本公开涉及一种语音播报方法,所述方法包括:接收到语音播报操作时,生成语音播报指令;根据所述语音播报指令在当前的网页界面从当前聚焦节点开始中查找节点;当所述节点为目标节点时,播报所述目标节点的文本内容;其中,所述目标节点为具有文本信息的不具有子节点且不响应操作事件的节点。本公开实施例还涉及一种语音播报装置。

Description

一种语音播报方法及装置 技术领域
本公开涉及通信领域,尤其涉及一种语音播报方法及装置。
背景技术
北美国家法律规定诸如手机等终端设备必须支持残障人士使用的语音辅助功能,如GOOGLE开发的TALKBACK语音播报辅助功能等。该语音功能通过盲人用户在手机上屏幕上进行一些手势的操作可以自动语音播报用户接触的控件名称或内容。但目前手机上的常规技术在支持这些语音辅助功能时还存在各种的问题。比如对于纯按键手机,在浏览器中支持语音辅助功能进行上网浏览来说这是一件非常困难的事情,因为在触摸屏上可以通过双指滑动自动依次语音播报网页文档对象模型(Document Object Model,DOM)树中每个节点的内容,而按键机上只有靠方向键导航才能对聚焦元素进行语音播报。
但语音播报和按键机方向键导航本身功能有冲突,因为按键机方向键只能聚焦网页中可聚焦的元素(如链接、输入框、按钮等),这样靠按键导航就会漏掉很多非可聚焦元素的正文信息的语音播报。因此,急需一种语音播报的技术方案,能够解决现有技术在进行语音播报的过程中漏掉很多非聚焦元素的正文信息的问题。
发明内容
有鉴于此,本公开实施例旨在提供一种语音播报的方法及装置,至少解决了在进行语音播报时漏掉很多非聚焦元素的正文信息的问题。
本公开实施例的技术方案是这样实现的:
本公开实施例提供一种语音播报方法,所述方法包括:接收到语音播报操作时,生成语音播报指令;根据所述语音播报指令在当前的网页界面从当前聚焦节点开始查找节点;当所述节点为目标节点时,播报所述目标节点的文本内容;其中,所述目标节点为具有文本信息的不具有子节点且不响应操作事件的节点。
在上述方案中,在播报所述目标节点的文本内容之前,所述方法还包括:确定所述节点为不响应操作事件的节点时,确定所述节点为非可聚焦节点;确定所述非可聚焦节点为网页文本对象模型DOM中不包括子节点的节点元素时,确定所述节点为叶节点;判断所述叶节点的文本长度;当所述叶节点的文本长度大于预设的长度阈值时,确定所述节点为目标节点。

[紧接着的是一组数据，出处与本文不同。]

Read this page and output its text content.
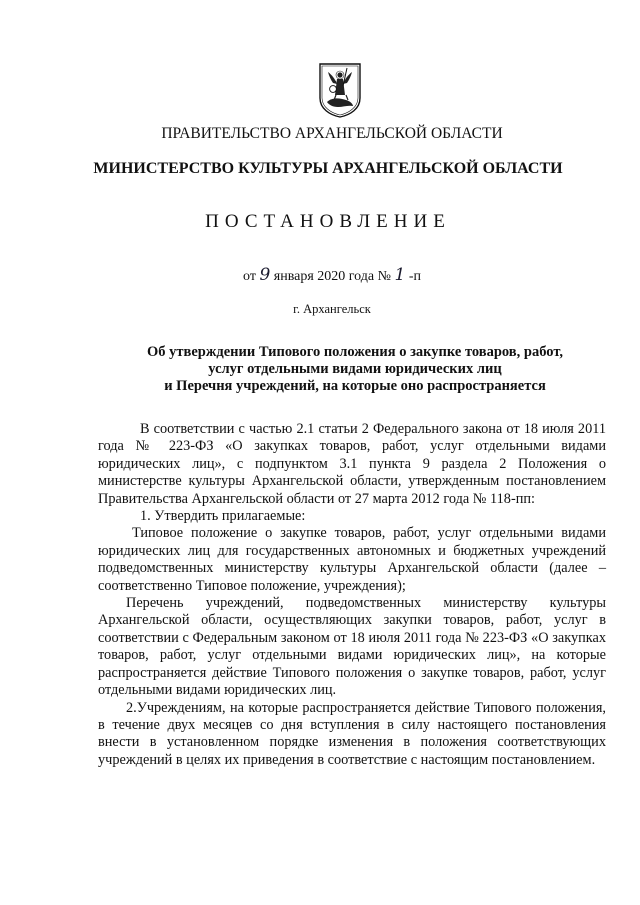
ПРАВИТЕЛЬСТВО АРХАНГЕЛЬСКОЙ ОБЛАСТИ
МИНИСТЕРСТВО КУЛЬТУРЫ АРХАНГЕЛЬСКОЙ ОБЛАСТИ
ПОСТАНОВЛЕНИЕ
от 9 января 2020 года № 1 -п
г. Архангельск
Об утверждении Типового положения о закупке товаров, работ,
услуг отдельными видами юридических лиц
и Перечня учреждений, на которые оно распространяется

В соответствии с частью 2.1 статьи 2 Федерального закона от 18 июля 2011 года № 223-ФЗ «О закупках товаров, работ, услуг отдельными видами юридических лиц», с подпунктом 3.1 пункта 9 раздела 2 Положения о министерстве культуры Архангельской области, утвержденным постановлением Правительства Архангельской области от 27 марта 2012 года № 118-пп:

1. Утвердить прилагаемые:

Типовое положение о закупке товаров, работ, услуг отдельными видами юридических лиц для государственных автономных и бюджетных учреждений подведомственных министерству культуры Архангельской области (далее – соответственно Типовое положение, учреждения);

Перечень учреждений, подведомственных министерству культуры Архангельской области, осуществляющих закупки товаров, работ, услуг в соответствии с Федеральным законом от 18 июля 2011 года № 223-ФЗ «О закупках товаров, работ, услуг отдельными видами юридических лиц», на которые распространяется действие Типового положения о закупке товаров, работ, услуг отдельными видами юридических лиц.

2.Учреждениям, на которые распространяется действие Типового положения, в течение двух месяцев со дня вступления в силу настоящего постановления внести в установленном порядке изменения в положения соответствующих учреждений в целях их приведения в соответствие с настоящим постановлением.
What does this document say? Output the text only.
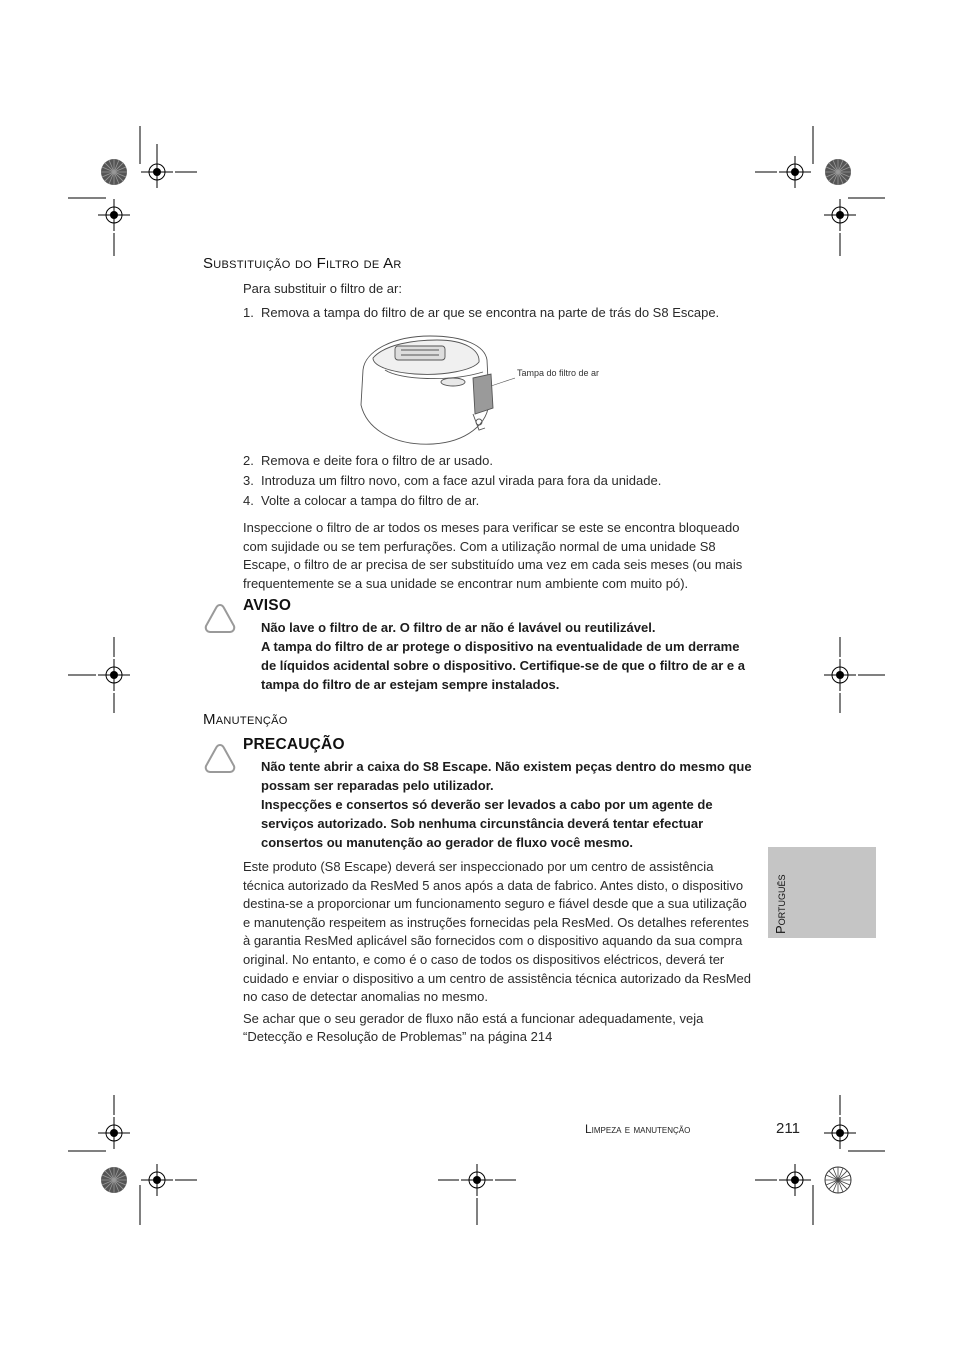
Substituição do Filtro de Ar
Para substituir o filtro de ar:
1. Remova a tampa do filtro de ar que se encontra na parte de trás do S8 Escape.
Tampa do filtro de ar
2. Remova e deite fora o filtro de ar usado.
3. Introduza um filtro novo, com a face azul virada para fora da unidade.
4. Volte a colocar a tampa do filtro de ar.

Inspeccione o filtro de ar todos os meses para verificar se este se encontra bloqueado com sujidade ou se tem perfurações. Com a utilização normal de uma unidade S8 Escape, o filtro de ar precisa de ser substituído uma vez em cada seis meses (ou mais frequentemente se a sua unidade se encontrar num ambiente com muito pó).

AVISO

Não lave o filtro de ar. O filtro de ar não é lavável ou reutilizável.

A tampa do filtro de ar protege o dispositivo na eventualidade de um derrame de líquidos acidental sobre o dispositivo. Certifique-se de que o filtro de ar e a tampa do filtro de ar estejam sempre instalados.

Manutenção
PRECAUÇÃO

Não tente abrir a caixa do S8 Escape. Não existem peças dentro do mesmo que possam ser reparadas pelo utilizador.

Inspecções e consertos só deverão ser levados a cabo por um agente de serviços autorizado. Sob nenhuma circunstância deverá tentar efectuar consertos ou manutenção ao gerador de fluxo você mesmo.

Este produto (S8 Escape) deverá ser inspeccionado por um centro de assistência técnica autorizado da ResMed 5 anos após a data de fabrico. Antes disto, o dispositivo destina-se a proporcionar um funcionamento seguro e fiável desde que a sua utilização e manutenção respeitem as instruções fornecidas pela ResMed. Os detalhes referentes à garantia ResMed aplicável são fornecidos com o dispositivo aquando da sua compra original. No entanto, e como é o caso de todos os dispositivos eléctricos, deverá ter cuidado e enviar o dispositivo a um centro de assistência técnica autorizado da ResMed no caso de detectar anomalias no mesmo.

Se achar que o seu gerador de fluxo não está a funcionar adequadamente, veja “Detecção e Resolução de Problemas” na página 214

Português
Limpeza e manutenção	211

在上述方案中,在播报所述目标节点的文本内容之前,所述方法还包括:检测所述目标节点的待播报内容大小;根据所述目标节点的待播报内容大小对所述目标节点进行对应的节点重构处理。
在上述方案中,所述根据所述目标节点的待播报内容大小对所述目标节点进行对应的 节点重构处理包括:当所述目标节点的待播报内容未达到第一预设范围时,对所述目标节点进行合并处理,将合并处理后的待播报内容作为文本内容;当所述目标节点的待播报内容属于所述第一预设范围内时,获取所述目标节点的待播报内容,将待播报内容作为文本内容;当所述目标节点的待播报内容超过所述第一预设范围时,对所述目标节点进行分割处理,将分割处理后待播报内容作为文本内容。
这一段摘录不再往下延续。